Secretary of State John Kerry stated Tuesday the United States is requesting an end to “the expansion and the militarization of occupied features,” though Kerry notably avoided placing any of the blame directly on China.
In response, Chinese Foreign Minister Wang Yi said if the U.S. really wants an end to militarization, it should halt all freedom of navigation patrols in the area. Yi had a meeting scheduled at the Pentagon Tuesday, but for unknown reasons the meeting was canceled.
China’s recent activities in the South China Sea have not been lost on the U.S. Navy.
Adm. Harry Harris, head of U.S. Pacific Command, told Congress in a hearing Tuesday that “you have to believe in a flat Earth” to assume China’s goal is anything other than militarization of the South China Sea.

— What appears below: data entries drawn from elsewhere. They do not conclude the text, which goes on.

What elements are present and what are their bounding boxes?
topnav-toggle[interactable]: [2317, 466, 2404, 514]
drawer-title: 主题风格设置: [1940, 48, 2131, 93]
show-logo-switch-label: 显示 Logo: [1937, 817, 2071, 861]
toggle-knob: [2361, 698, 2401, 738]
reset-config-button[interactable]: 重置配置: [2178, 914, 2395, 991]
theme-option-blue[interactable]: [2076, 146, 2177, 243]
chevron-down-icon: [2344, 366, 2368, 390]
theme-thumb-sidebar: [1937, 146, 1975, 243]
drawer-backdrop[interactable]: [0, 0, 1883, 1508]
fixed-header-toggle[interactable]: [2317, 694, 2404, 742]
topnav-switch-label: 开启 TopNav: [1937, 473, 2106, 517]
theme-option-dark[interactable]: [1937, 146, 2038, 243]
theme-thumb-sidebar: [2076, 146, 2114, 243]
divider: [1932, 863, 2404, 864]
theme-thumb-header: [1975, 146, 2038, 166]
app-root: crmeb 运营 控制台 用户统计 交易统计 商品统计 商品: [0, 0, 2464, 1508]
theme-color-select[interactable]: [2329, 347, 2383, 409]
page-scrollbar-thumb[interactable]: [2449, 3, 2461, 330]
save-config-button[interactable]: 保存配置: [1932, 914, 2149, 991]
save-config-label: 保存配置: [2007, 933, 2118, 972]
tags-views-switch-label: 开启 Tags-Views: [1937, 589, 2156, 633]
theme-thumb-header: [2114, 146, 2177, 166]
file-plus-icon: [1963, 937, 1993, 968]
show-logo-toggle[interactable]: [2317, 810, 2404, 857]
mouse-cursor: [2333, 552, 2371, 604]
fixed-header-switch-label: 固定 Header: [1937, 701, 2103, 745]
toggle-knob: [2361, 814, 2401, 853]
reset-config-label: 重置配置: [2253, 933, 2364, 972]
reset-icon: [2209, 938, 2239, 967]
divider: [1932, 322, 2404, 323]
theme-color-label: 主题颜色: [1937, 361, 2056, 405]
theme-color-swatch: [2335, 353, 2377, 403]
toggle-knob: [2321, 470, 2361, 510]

Harris has called for the Pentagon to engage in more surveillance of the area, though now that China has installed high-frequency radar installations on the Spratly Islands, the task may be more difficult. According to Joshua Kurlantzick, senior fellow for Southeast Asia at the Council on Foreign Relations, the radar is just another sign of increasing militarization in the South China Sea. This sign has not gone unnoticed by other countries with competing claims.
“I think that the radar is just part of an incremental militarization — probably not that surprising given some of the other actions in the South China Sea,” Kurlantzick told The Daily Caller News Foundation. “Other countries in the region understand that the South China Sea is becoming a major area of military contestation — you can see from earlier this week, a report by SIPRI in Stockholm – that Vietnam has become one of the largest arms purchasers in the world. These purchases are primarily designed to defend Vietnam’s maritime interests. Other Southeast Asian nations like the Philippines, Malaysia, and Singapore also are assertively upgrading their maritime abilities.”
The danger of Chinese mobilization is that the arms race it has caused may escalate to serious conflict.